Or how Grimshaw transformed precision, clarity and a stumbling quest for answers into nine performance arts spaces in a scientific research centre in upstate New York
It promises to upstage Herzog & de Meuron's Laban Centre in London as the world's most adventurous performing arts buildings. It is located in upstate New York on a steep hillside overlooking the Hudson River. And it has been designed by British architect Grimshaw and engineer Buro Happold.

It is the Experimental Media & Performing Arts Center, or EMPAC, which is being developed by a university with a reputation for advanced scientific research, Rensselaer Polytechnic Institute. Its budget is £77m, and it will bring under one roof a 1200-seat concert hall, a 400-seat theatre and seven studios spaces.

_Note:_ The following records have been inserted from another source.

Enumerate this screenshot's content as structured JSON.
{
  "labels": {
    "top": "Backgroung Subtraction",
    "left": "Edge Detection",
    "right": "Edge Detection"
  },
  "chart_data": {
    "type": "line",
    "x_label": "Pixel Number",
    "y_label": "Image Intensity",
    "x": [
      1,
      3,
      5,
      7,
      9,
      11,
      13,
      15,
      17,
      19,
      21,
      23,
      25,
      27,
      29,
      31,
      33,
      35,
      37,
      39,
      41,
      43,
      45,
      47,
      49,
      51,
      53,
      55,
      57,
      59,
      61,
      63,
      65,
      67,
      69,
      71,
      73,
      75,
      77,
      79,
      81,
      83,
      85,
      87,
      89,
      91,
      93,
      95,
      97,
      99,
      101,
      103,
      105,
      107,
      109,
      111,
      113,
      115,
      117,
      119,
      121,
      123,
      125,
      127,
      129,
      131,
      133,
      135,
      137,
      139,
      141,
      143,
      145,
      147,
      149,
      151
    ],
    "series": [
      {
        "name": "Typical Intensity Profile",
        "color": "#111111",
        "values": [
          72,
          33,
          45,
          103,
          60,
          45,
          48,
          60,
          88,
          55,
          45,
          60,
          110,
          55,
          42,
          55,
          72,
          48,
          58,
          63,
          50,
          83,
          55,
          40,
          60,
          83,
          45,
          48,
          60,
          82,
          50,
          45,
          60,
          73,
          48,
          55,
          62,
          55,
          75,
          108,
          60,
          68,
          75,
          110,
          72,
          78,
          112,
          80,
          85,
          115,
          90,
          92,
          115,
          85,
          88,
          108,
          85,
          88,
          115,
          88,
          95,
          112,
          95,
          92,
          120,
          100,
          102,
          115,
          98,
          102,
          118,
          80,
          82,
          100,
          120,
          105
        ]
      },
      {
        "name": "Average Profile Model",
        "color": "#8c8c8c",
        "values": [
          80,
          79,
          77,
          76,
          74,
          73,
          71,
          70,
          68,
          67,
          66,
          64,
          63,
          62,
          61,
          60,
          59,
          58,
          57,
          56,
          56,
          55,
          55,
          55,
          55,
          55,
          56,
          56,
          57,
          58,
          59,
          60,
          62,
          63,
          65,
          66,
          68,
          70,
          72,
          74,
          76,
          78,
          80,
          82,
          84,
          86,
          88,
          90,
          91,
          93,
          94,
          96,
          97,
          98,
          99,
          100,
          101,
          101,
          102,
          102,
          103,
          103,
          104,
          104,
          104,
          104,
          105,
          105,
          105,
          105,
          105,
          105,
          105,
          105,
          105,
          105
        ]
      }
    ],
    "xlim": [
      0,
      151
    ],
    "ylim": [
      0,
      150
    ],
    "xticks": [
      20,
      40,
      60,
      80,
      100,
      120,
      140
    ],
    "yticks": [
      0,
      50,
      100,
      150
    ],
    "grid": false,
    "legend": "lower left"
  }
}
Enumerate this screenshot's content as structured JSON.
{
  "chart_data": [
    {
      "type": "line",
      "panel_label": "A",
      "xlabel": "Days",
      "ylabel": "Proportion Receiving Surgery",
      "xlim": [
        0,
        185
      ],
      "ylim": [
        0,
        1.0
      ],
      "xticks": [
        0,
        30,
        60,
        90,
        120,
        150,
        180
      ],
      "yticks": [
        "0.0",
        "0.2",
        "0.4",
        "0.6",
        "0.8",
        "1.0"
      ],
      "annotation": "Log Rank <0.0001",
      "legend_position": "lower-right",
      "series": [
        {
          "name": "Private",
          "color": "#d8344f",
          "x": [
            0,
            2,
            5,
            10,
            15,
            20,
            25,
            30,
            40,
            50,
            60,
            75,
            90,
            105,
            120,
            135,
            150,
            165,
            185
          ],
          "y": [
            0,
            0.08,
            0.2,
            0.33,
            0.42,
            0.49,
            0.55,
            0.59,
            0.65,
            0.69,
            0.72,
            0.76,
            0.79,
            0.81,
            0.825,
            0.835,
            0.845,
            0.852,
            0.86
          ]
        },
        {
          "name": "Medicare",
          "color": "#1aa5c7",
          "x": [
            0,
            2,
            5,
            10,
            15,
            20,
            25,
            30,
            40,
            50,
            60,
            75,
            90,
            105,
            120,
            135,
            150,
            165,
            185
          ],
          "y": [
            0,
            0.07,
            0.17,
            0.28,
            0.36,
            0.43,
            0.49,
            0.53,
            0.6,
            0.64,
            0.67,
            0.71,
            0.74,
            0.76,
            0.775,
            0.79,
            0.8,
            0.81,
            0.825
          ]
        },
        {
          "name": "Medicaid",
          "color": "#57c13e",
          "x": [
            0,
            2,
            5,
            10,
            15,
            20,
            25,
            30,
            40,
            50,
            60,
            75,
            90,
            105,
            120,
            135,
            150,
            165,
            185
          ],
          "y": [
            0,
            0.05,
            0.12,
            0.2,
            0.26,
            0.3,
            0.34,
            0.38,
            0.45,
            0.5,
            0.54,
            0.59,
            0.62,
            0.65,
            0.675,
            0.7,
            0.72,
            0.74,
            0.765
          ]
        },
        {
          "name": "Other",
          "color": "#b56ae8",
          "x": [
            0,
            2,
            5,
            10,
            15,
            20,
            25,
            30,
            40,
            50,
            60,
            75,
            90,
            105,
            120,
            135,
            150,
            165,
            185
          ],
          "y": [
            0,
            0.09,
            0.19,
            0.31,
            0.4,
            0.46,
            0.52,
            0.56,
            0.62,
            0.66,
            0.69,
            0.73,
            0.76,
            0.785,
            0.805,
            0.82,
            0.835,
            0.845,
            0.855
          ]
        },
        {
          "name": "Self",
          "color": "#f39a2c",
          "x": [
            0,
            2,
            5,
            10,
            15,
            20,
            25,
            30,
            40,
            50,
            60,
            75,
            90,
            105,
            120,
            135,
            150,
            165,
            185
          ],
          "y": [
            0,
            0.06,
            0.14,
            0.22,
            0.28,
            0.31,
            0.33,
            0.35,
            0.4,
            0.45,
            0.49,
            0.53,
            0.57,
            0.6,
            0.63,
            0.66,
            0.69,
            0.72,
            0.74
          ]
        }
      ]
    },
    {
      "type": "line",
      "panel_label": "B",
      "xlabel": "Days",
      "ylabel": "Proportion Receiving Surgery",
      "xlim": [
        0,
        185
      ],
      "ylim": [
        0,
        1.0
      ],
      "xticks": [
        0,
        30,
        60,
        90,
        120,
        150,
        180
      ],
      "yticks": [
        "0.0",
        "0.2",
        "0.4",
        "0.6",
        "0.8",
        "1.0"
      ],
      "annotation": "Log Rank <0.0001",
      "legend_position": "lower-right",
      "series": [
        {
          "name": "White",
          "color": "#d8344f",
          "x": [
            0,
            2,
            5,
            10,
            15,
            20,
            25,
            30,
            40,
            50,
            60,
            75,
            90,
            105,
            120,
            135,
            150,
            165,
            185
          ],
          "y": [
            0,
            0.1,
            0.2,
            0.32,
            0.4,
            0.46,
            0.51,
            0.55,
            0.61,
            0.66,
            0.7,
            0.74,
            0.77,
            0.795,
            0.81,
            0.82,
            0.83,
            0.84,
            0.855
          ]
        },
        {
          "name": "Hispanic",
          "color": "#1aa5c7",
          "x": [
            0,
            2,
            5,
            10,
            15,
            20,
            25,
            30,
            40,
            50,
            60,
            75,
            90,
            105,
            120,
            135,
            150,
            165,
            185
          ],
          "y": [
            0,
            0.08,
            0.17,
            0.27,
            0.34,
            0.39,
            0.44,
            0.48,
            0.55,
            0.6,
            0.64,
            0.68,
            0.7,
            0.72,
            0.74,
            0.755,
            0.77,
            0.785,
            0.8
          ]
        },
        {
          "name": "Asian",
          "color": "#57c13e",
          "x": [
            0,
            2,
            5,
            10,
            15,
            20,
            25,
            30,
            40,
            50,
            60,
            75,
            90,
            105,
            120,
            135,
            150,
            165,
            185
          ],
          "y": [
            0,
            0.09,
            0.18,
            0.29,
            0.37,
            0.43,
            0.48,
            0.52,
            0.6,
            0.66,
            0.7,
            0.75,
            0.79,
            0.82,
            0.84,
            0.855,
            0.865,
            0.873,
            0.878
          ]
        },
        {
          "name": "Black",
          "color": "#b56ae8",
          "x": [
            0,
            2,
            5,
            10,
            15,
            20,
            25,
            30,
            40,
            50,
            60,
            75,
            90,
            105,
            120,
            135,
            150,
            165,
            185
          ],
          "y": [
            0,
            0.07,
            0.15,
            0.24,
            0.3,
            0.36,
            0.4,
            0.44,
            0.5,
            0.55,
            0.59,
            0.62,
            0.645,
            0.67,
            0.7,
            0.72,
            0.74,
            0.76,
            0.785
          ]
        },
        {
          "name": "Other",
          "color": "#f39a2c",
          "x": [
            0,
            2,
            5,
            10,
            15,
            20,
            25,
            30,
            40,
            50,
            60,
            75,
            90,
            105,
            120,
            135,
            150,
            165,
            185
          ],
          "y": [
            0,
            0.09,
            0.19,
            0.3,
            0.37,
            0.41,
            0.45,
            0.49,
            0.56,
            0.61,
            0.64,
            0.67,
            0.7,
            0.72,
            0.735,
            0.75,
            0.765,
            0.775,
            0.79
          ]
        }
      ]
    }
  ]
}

What makes EMPAC a special project is that it is an experimental performing arts venu in a scientific research institute. It sets out to stage the widest possible range of musical and theatrical performances, whether live and traditional or electronic and experimental, and by doing so to stimulate creative interaction between the artists and the institute's engineers and scientists. Or as Johannes Goebel, EMPAC's director, puts it: "The centre will supply links between the human aspirati on toward clarity and precision and the equally human experience, so often felt in art, of life as a stumbling quest for answers."

Grimshaw's competition-winning scheme, designed by the practice's New York office directed by Andrew Whalley, responds imaginatively to the university's ambitious brief, while also exploiting the splendid views of the sloping site. The scheme yokes together the concert hall and the theatre and sets them side by side within a large, loose-fitting envelope. At the same time, the two large auditoriums and the theatre's fly-tower will be sunk into slope of the hillside, so that it will not impose itself on the low-rise campus. "We designed it to have power but not bulk," says Whalley.

This arrangement creates a rich variety of interconnecting spaces in main auditoriums, the voids between them and the outer skin that steps down the hillside. These 20-odd spaces are acoustically designed and audiovisually fitted so that they will be able to send and receive sounds and images. What is more, the concert hall is designed to have ideal acoustics for traditional musical performances, whereas the theatre is planned for more experimental events. "The energy comes from the synergy between the two halves," Whalley says.

The building will also have a warm, organic character like a giant wooden instrument or a boat. The large concert hall, for instance, will be encased within a moulded hull, faced in cedar boarding and penetrated at several levels by slender footbridges like gangplanks. And most of the building's external envelope will be a clear-glazed window wall offering vistas out to the river valley below and serving as a shop window for all the special venues packed inside the building.